Scott Morrison doesn’t like the big battery, but did he have to bash the Big Prawn?

Yesterday Scott Morrison belted the big battery being built by Tesla for the South Australian government. Tesla’s Elon Musk has promised to fix SA’s energy woes with a lithium ion battery that will store energy produced by windmills. The federal Treasurer is not impressed. “By all means have the world’s biggest battery, have the world’s biggest banana, have the world’s biggest prawn like we have on the roadside around the country, but that is not solving the problem,” he told reporters in Adelaide.

Now, now, Treasurer. Hit Musk all you want, but “big things” have been the backbone of Australia’s economy. The Big Prawn in northern NSW was sold for $21.3 million in 2014. OK, the Bunnings Warehouse (and carpark where said prawn lives) was sold for $21.3m, but the crustacean surely pushed up the price.

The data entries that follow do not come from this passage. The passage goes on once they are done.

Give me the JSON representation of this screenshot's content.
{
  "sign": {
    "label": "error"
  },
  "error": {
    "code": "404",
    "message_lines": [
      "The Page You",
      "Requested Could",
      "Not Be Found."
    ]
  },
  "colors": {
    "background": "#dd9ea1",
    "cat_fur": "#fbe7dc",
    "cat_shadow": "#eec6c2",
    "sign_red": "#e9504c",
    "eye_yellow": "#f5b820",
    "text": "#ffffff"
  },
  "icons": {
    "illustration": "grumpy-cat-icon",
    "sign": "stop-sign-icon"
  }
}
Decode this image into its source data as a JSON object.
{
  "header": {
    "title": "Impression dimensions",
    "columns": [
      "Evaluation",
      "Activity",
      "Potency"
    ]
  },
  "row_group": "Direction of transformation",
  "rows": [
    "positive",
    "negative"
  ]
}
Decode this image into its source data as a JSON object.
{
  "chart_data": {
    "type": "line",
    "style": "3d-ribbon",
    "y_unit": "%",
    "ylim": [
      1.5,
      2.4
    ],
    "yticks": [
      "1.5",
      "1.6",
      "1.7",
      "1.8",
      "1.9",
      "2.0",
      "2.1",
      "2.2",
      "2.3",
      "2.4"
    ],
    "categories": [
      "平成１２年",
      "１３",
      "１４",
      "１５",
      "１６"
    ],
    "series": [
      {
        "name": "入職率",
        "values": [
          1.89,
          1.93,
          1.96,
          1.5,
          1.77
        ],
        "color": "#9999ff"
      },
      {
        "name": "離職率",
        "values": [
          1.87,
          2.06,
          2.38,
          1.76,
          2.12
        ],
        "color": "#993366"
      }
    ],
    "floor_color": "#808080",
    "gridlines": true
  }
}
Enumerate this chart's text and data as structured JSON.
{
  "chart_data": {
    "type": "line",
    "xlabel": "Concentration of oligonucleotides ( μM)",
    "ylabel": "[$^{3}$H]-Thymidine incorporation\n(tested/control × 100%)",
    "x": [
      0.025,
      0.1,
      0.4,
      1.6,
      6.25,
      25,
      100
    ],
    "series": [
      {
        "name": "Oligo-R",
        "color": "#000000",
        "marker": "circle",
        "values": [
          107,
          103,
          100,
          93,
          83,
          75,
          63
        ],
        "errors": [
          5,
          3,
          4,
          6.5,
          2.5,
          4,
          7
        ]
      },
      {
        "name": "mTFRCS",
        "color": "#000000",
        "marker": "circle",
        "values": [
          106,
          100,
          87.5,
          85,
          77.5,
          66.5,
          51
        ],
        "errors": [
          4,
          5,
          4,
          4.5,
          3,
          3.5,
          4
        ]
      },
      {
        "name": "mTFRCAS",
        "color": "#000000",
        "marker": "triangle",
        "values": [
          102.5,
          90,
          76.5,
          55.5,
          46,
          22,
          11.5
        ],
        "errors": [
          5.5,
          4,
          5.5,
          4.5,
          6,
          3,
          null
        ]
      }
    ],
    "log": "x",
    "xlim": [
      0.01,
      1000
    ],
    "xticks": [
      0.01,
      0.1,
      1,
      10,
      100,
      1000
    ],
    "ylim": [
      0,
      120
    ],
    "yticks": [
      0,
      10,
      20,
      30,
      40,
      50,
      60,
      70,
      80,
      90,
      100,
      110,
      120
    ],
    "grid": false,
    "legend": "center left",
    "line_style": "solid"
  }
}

Precious giant crustacean.
Precious giant crustacean.

Counting down

Musk promised at his big “big battery” announcement that if the battery wasn’t finished within 100 days after Premier Jay Weatherill ticked it off, he’d build it for free. He said that on July 7, it’s now July 28. You’ve got 79 days left, Elon. Quick sticks.

Artificial stupidity

The Treasurer will have to wait if he wants to have a fight with Musk; the Tesla chief is still warring with Facebook founder Mark Zuckerberg over killer robots. Yes, that’s right, killer robots. Musk has long argued that if the development of artificial intelligence goes unchecked, they will eventually rise up and destroy us. “I keep sounding the alarm bell but, you know, until people see robots going down the street killing people, they don’t know how to react,” he told the US National Governors Association about a fortnight ago. Musk also believes we’re all living in a computer simulation. Zuckerberg told Facebook Live viewers on Monday that Musk was talking mush: “I think that people who are nay-sayers and kind of try to drum up these doomsday scenarios are — I don’t understand it. It’s really negative and in some ways I actually think it’s pretty irresponsible.” Musk hit back on Twitter on Tuesday, saying Zuckerberg’s knowledge of killer robots was “limited”. The Australian’s technology editor Supratim Adhikari tells Strewth that robots are not going to rise up and kill us all.

Greens scream

When Greens leader Richard Di Natale’s team sent out a media alert saying their boss would be holding a press conference to discuss “dual citizenship”, nearly every reporter in Canberra lost consciousness for at least 30 seconds. But he just wanted to say ex-cabinet minister Matt Canavan should do what Di Natale’s ex-deputies Scott Ludlam and Larissa Waters did and quit parliament altogether. Next to him was his Greens colleague Sarah Hanson-Young, and they looked quite the pair . Could she be in line to take over from Ludlam and Waters?

Italian Job

Canavan’s shock revelation that he might be an accidental Italian has led to some of our leading journos declaring their ties to the home of pasta, priests and video game plumbers. Lateline host Emma Alberici and Fairfax political correspondent James Massola both took to Twitter to discuss the rigmarole they went through to get Italian citizenship (raising questions about Canavan’s claims that he never knew about his mum’s application). Herald Sun reporter Shannon Deery tweeted that he got Italian citizenship through an application but, like Canavan, his mother took care of it all.

Bye-bye, Boris

Julie Bishop and Boris Johnson’s joint press conference yesterday was such fun (Marise Payne and British Defence Secretary Michael Fallon also spoke, but they’re not exactly jokers). Boris exclaimed in Sydney that Poms and Aussies “speak the same language … more or less”. Though we’re sure the Foreign Secretary could easily add Aussie to his repertoire (which includes Latin, French, Italian, German and Spanish). He later thanked our Foreign Minister for the gift of “a very beautiful pair of compression tights … As worn by Hugh Jackman, I’m given to understand.” Boris and Sir Michael will now head home to London, where their boss Theresa May is still struggling as their Tory party tears itself apart. Maybe they’ll renounce their British citizenship and move here.